1. Summary of the results
There is no legal limit to how many times the state can prosecute a defendant after a hung jury in felony murder cases [1] [1]. This principle was established by the Supreme Court case United States v. Perez in 1824, which determined that hung juries do not trigger double jeopardy protections [1]. While theoretically unlimited, most prosecutors typically do not pursue more than two or three trials [1].
2. Missing context/alternative viewpoints
Several important contextual points need to be considered:
- While legally unlimited, courts may be reluctant to allow repeated retrials and judges can intervene if the process becomes excessively burdensome or unfair to the defendant [1]
- There exists an "unspoken rule" among legal professionals that three trials is typically the maximum [2]

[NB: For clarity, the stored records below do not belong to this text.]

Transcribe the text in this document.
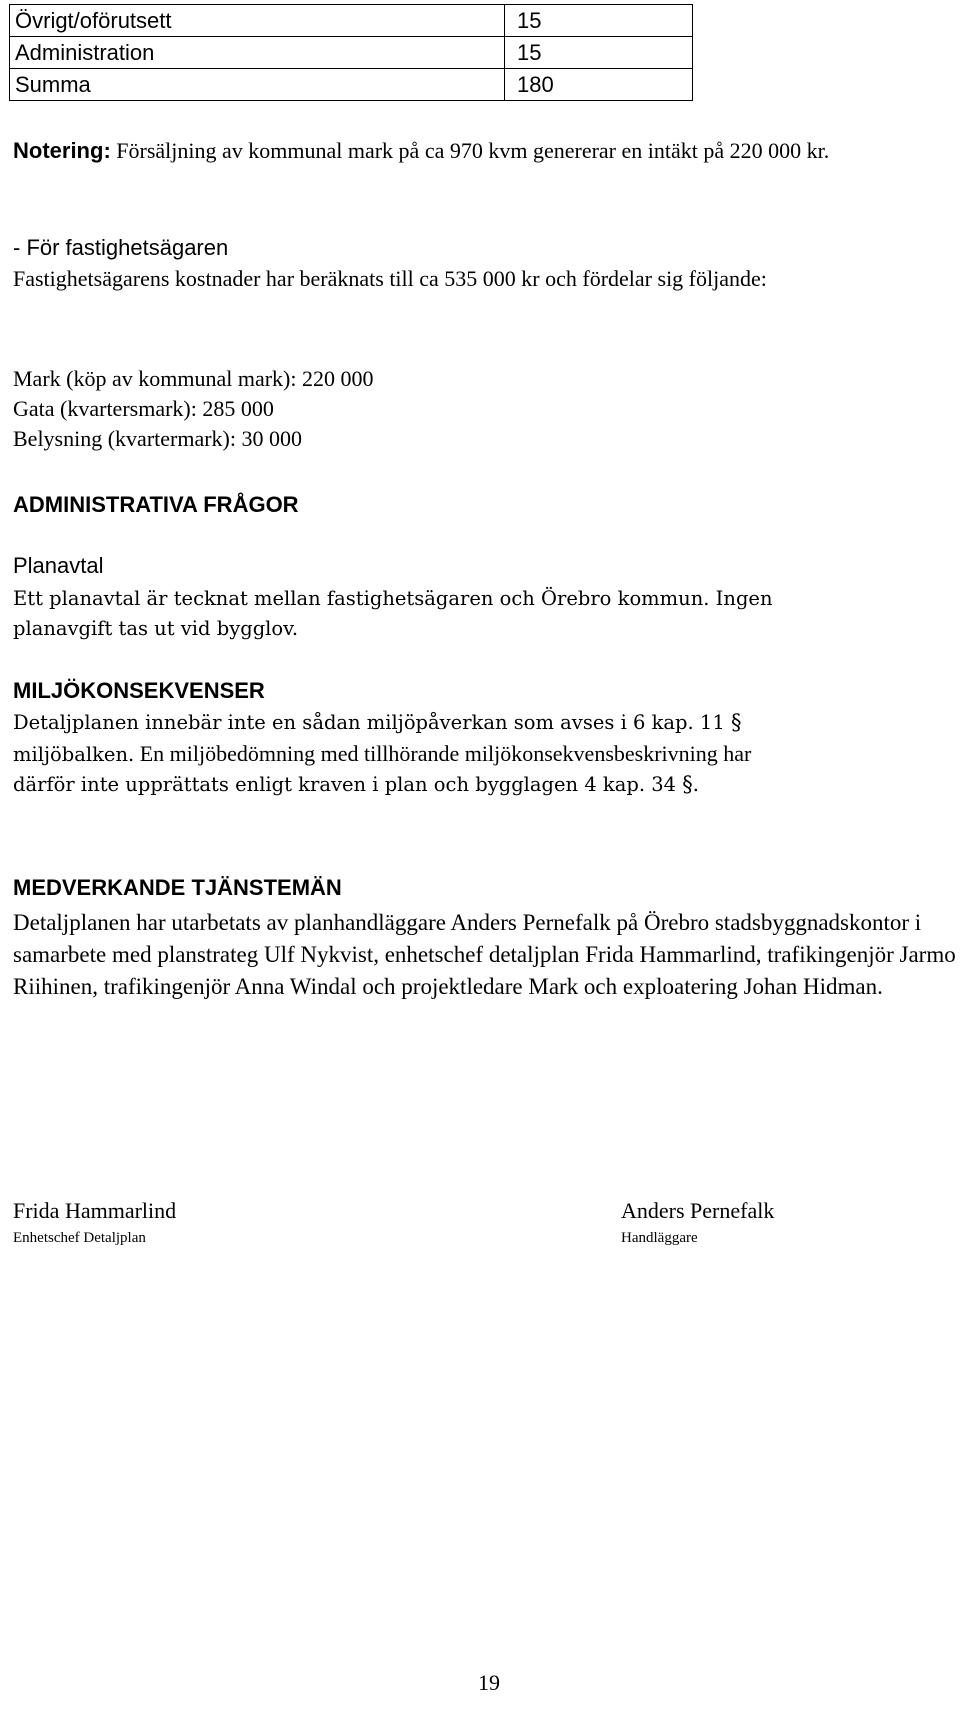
Övrigt/oförutsett	15
Administration	15
Summa	180
Notering: Försäljning av kommunal mark på ca 970 kvm genererar en intäkt på 220 000 kr.
- För fastighetsägaren
Fastighetsägarens kostnader har beräknats till ca 535 000 kr och fördelar sig följande:
Mark (köp av kommunal mark): 220 000
Gata (kvartersmark): 285 000
Belysning (kvartermark): 30 000
ADMINISTRATIVA FRÅGOR
Planavtal
Ett planavtal är tecknat mellan fastighetsägaren och Örebro kommun. Ingen planavgift tas ut vid bygglov.
MILJÖKONSEKVENSER
Detaljplanen innebär inte en sådan miljöpåverkan som avses i 6 kap. 11 §
miljöbalken. En miljöbedömning med tillhörande miljökonsekvensbeskrivning har
därför inte upprättats enligt kraven i plan och bygglagen 4 kap. 34 §.
MEDVERKANDE TJÄNSTEMÄN
Detaljplanen har utarbetats av planhandläggare Anders Pernefalk på Örebro stadsbyggnadskontor i samarbete med planstrateg Ulf Nykvist, enhetschef detaljplan Frida Hammarlind, trafikingenjör Jarmo Riihinen, trafikingenjör Anna Windal och projektledare Mark och exploatering Johan Hidman.
Frida Hammarlind
Enhetschef Detaljplan
Anders Pernefalk
Handläggare
19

- Historical precedent shows that more trials are possible: The case of Curtis Flowers demonstrates that a defendant can be tried up to six times for the same crime [2]

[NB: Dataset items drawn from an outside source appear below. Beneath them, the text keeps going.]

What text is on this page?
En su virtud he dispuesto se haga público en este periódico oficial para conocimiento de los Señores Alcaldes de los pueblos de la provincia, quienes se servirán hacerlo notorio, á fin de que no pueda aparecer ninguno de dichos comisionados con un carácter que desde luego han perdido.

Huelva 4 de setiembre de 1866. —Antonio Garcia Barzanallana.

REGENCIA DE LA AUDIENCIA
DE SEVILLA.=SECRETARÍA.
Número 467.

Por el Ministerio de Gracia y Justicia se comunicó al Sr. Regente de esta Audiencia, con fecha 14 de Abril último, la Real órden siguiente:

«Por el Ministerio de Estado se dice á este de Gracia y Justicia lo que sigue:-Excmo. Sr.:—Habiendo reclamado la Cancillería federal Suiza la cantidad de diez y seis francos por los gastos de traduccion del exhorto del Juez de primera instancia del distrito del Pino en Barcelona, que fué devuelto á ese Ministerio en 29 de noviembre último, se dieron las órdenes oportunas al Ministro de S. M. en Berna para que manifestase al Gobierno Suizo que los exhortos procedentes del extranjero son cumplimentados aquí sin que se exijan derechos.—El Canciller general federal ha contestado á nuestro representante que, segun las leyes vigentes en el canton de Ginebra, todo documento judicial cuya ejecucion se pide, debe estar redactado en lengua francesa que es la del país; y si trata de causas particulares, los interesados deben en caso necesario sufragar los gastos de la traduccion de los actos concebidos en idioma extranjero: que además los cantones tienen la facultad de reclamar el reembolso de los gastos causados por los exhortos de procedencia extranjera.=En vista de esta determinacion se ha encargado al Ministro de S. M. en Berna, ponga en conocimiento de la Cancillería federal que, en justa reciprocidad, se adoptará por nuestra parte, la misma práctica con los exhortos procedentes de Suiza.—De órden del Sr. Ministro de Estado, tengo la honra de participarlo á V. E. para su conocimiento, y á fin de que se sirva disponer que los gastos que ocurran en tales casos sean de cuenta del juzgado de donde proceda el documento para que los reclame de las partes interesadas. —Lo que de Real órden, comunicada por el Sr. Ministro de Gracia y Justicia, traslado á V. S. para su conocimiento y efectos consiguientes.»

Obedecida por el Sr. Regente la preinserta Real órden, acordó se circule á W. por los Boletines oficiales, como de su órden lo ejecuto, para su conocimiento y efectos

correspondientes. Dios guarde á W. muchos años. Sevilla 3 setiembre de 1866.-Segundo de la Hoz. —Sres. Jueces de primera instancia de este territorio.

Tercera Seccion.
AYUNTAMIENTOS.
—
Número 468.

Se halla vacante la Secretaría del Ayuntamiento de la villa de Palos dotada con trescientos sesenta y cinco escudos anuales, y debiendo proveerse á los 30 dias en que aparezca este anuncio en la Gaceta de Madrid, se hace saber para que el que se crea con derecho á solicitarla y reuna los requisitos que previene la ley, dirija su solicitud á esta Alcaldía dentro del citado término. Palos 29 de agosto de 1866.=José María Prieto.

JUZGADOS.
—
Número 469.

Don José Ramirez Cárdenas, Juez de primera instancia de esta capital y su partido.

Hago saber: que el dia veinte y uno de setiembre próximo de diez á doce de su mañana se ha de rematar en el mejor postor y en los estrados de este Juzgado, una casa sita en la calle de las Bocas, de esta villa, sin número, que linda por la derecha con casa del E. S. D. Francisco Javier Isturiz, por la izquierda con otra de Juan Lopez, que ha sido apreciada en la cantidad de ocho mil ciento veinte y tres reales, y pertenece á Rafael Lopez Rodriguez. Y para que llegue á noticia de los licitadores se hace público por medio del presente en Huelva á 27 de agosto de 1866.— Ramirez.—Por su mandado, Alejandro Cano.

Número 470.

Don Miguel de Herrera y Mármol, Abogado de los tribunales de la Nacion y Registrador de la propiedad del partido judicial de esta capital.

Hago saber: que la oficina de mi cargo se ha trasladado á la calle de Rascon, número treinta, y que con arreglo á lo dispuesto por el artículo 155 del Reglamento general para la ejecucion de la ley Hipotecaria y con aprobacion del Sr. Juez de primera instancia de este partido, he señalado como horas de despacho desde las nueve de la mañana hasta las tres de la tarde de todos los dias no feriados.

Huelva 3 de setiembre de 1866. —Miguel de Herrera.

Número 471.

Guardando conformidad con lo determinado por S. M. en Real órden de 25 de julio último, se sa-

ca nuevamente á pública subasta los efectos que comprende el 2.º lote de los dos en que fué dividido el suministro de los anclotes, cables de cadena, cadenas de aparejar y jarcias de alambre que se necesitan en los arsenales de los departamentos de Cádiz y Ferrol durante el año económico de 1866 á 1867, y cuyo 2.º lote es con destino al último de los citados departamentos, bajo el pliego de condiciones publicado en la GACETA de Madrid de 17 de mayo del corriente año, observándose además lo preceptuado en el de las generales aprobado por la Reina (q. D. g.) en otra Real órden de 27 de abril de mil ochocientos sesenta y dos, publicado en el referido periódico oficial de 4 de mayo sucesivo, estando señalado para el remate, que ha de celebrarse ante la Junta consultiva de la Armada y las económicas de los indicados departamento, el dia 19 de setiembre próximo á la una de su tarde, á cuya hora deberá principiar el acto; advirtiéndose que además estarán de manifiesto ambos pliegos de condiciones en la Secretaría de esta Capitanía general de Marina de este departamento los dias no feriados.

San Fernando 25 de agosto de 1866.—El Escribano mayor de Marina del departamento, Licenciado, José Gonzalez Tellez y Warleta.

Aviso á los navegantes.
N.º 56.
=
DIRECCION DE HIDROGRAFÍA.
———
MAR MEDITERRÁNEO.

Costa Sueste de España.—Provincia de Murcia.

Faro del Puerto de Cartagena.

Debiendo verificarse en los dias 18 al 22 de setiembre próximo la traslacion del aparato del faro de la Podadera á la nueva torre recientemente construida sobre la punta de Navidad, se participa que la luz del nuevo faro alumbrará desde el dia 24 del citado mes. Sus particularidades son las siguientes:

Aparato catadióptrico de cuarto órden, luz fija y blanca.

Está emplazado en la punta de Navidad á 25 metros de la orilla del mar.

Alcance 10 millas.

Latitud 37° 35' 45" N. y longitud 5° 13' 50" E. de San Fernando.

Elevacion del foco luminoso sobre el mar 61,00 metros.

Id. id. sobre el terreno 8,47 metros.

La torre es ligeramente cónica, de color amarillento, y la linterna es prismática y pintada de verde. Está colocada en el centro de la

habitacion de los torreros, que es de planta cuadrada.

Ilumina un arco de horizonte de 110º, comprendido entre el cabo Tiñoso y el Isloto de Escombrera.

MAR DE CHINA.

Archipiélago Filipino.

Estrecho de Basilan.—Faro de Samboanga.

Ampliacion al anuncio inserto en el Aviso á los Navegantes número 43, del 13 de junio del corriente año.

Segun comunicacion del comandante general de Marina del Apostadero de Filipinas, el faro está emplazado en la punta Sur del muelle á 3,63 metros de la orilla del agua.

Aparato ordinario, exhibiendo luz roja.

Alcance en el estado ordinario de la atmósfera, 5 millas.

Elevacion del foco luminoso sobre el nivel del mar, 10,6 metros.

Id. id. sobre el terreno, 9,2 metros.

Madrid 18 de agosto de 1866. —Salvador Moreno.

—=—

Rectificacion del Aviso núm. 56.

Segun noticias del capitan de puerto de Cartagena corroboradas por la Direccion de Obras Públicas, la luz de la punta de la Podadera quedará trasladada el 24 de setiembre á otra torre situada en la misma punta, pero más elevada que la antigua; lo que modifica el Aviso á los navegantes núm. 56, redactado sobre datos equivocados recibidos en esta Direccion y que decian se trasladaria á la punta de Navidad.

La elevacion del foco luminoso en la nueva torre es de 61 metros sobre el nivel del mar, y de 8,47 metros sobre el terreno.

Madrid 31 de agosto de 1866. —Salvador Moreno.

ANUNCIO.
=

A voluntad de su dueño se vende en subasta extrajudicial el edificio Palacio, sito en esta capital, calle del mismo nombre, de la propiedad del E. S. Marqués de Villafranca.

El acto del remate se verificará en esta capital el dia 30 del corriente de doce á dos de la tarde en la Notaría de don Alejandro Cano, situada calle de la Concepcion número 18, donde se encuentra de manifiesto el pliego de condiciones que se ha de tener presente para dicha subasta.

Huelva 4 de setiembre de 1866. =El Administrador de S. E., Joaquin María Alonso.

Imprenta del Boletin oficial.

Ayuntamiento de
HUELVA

3. Potential misinformation/bias in the original statement
The question itself may suggest there is a specific legal limit, which is incorrect. Several parties have different interests in this matter:
- Prosecutors benefit from the unlimited retry possibility as it gives them multiple opportunities to secure a conviction
- Defense attorneys and civil rights advocates might argue this creates an unfair burden on defendants, who must repeatedly defend themselves
- Taxpayers bear the financial burden of multiple trials
- Victims and their families might benefit from the possibility of multiple retrials to seek justice
The key is understanding that while legally unlimited, practical, ethical, and resource considerations typically limit the number of retrials in practice [1] [1].